SEC to delay US Treasury clearing mandate, dealer rule

A final vote on proposed US Treasury market reforms is now expected in early 2024

US Securities and Exchange Commission

After months of lobbying that drove wedges between regulatory agencies, the US Securities and Exchange Commission is expected to delay a final vote on proposed reforms to the US Treasury market until the first quarter of 2024.

The SEC was widely expected to finalise separate rules to mandate central clearing of US Treasuries and broaden the number of firms required to register as dealers on or before Wednesday, November 15 – ahead of a US Treasury Market conference hosted by the Federal Reserve Bank of New York on Thursday.

“Everybody was expecting [the rules to be finalised] probably on Wednesday to coincide with the New York market conference,” says one industry lobbyist, speaking on condition of anonymity. Those expectations changed last week, when “the rumour mill started that this was getting pushed back until Q1 of next year”.

Risk.net understands that by Wednesday morning it was clear that plans for a vote had been pushed back. The length of the delay is a matter of considerable speculation, with some sources suggesting the rules could be finalised in December. 

The initial rumours of a delay were fuelled in part by the SEC’s failure to issue a public notification that it will hold a public meeting to conduct a vote on proposed rulemaking within the next seven days as required under the Sunshine Act, a 1976 law meant to keep government transparent.

The SEC declined to comment on whether the rules have been delayed. “We don’t comment or provide updates on the timing of regulatory actions,” a spokesperson for the agency told Risk.net.

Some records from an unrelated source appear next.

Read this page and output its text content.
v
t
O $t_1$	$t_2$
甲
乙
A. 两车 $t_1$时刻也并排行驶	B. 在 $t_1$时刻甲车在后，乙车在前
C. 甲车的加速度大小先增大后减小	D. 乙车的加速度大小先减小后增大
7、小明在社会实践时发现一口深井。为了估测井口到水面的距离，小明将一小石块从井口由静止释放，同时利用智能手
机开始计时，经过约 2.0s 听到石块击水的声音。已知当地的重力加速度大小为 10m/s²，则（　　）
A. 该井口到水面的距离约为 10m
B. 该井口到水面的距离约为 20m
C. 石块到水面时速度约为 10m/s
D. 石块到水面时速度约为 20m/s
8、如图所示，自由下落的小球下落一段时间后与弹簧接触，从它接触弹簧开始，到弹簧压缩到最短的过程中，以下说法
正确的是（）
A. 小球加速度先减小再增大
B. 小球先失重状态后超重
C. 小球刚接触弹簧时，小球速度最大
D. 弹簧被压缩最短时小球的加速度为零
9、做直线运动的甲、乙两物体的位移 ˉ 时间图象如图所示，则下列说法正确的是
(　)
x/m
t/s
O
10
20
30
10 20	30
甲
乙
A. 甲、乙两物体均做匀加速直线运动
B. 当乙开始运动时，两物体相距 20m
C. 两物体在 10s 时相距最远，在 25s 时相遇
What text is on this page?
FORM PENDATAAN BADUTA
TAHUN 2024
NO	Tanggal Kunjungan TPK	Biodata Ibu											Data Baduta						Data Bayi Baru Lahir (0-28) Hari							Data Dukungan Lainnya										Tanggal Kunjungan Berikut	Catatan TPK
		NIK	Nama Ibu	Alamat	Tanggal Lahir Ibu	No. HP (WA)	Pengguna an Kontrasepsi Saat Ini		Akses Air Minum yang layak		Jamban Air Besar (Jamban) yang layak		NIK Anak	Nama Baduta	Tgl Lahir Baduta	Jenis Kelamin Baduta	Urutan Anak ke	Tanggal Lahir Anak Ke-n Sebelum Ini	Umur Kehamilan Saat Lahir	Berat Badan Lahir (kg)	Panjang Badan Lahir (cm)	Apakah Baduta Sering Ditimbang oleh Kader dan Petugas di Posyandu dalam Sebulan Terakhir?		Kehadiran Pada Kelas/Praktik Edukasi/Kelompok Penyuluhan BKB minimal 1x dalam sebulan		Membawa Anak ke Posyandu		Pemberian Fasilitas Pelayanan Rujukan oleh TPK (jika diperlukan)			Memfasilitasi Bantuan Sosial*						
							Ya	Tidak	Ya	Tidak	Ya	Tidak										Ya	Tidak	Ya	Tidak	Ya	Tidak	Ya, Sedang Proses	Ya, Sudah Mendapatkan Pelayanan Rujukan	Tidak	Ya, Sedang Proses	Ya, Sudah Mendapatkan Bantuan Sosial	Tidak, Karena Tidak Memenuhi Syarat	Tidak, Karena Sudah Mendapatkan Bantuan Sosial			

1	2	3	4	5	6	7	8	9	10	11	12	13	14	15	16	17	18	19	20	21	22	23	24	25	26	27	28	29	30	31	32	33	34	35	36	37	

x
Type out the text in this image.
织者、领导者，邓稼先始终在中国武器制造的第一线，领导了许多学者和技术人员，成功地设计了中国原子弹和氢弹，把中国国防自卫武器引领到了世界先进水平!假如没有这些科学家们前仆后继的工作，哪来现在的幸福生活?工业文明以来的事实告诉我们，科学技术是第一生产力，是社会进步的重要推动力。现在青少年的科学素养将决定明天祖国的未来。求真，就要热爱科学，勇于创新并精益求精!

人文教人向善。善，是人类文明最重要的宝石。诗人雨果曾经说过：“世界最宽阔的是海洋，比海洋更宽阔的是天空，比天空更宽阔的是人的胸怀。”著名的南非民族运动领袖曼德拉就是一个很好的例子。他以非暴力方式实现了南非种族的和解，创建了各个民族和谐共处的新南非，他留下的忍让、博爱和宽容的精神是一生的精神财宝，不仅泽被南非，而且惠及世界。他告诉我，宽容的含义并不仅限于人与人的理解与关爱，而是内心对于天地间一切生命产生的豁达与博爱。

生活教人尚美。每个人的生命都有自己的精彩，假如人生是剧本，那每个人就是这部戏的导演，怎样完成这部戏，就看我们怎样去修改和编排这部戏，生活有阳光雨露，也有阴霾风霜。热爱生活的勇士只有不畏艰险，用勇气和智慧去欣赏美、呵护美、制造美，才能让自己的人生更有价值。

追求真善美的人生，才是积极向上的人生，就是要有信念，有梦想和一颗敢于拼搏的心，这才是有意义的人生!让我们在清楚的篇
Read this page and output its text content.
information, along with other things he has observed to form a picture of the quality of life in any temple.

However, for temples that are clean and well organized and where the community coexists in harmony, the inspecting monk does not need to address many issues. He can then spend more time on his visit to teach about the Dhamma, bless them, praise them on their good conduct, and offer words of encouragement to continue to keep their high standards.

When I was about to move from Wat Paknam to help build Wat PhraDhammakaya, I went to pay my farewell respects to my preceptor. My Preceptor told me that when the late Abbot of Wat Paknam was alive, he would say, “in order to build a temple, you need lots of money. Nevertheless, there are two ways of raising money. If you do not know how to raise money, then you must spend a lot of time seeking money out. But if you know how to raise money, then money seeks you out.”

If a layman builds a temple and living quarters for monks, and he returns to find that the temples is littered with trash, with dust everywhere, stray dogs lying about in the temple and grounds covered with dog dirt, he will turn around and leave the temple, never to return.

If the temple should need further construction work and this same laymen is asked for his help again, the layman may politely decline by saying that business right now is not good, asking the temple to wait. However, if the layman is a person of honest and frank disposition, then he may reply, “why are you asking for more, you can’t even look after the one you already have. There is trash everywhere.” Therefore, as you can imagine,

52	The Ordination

Asked about the lack of a Sunshine Act notice, the spokesperson added: “Open meetings are only one way that the Commission votes on rulemaking actions and not issuing a Sunshine Act notice does not foreclose rulemaking activity.”

The SEC’s proposed dealer rule would require firms that trade more than $25 billion of US Treasuries in four of the last six months to register as dealers, subjecting them to a range of capital and reporting requirements. It is expected to capture several large proprietary trading firms and a handful of hedge funds, leading to concerns that these firms could reduce their activity to fly under the threshold for registration.

Critics of the proposal have argued that it could damage liquidity in the US Treasury market. Sources that spoke to Risk.net for this article speculate that pushback from the Fed and US Treasury department may have caused the SEC to delay adoption. “It feels like somebody decided we need to just hang on a minute,” says a market-making source who has been following the rulemaking process closely.

Lobbyists are understood to have been working furiously behind the scenes to delay the proposal. In December, seven members of Congress – four Republicans and three Democrats – wrote to the Treasury department urging officials there to assess the likely effect of the proposal.

“Treasury and the Fed were alerted at high levels that they needed to pay attention and weigh in,” says a lawyer for the hedge fund industry.

Lobbyists for the hedge fund Citadel have also argued that the SEC lacks the statutory authority to force buy-side Treasury market participants to register as dealers.

The market-making source says regulators were under intense pressure to rethink the proposal. “The interest and opposition to the dealer proposal seem to have ratcheted up in the last few weeks,” he says.

“My hope is that they just sort of slow down,” he adds. “Maybe somebody comes to their senses and realises that it's really not the right thing to do.”

The SEC’s clearing proposal has garnered less pushback from the industry. The rule would subject a swath of US Treasury and Treasury repo transactions to a compulsory clearing mandate. The regulator argues this will reduce settlement risk in the market while improving transparency and reducing capital costs for dealers. More recently, some in the industry have expressed concerns about the implementation timeline and cost of complying with the rule.

As recently as November 6, the International Swaps and Derivatives Association stated in an article that it expected the SEC to finalise its central clearing proposal “soon”. Sell-side analysts were of the same opinion. “Although the exact timing of the SEC's final clearing rule is uncertain, we expect it soon,” Joseph Abate, a strategist at Barclays, wrote in a note published on November 14.

However, all nine sources that spoke to Risk.net for this article now believe both proposals will be delayed until the first quarter of 2024 or December at the earliest.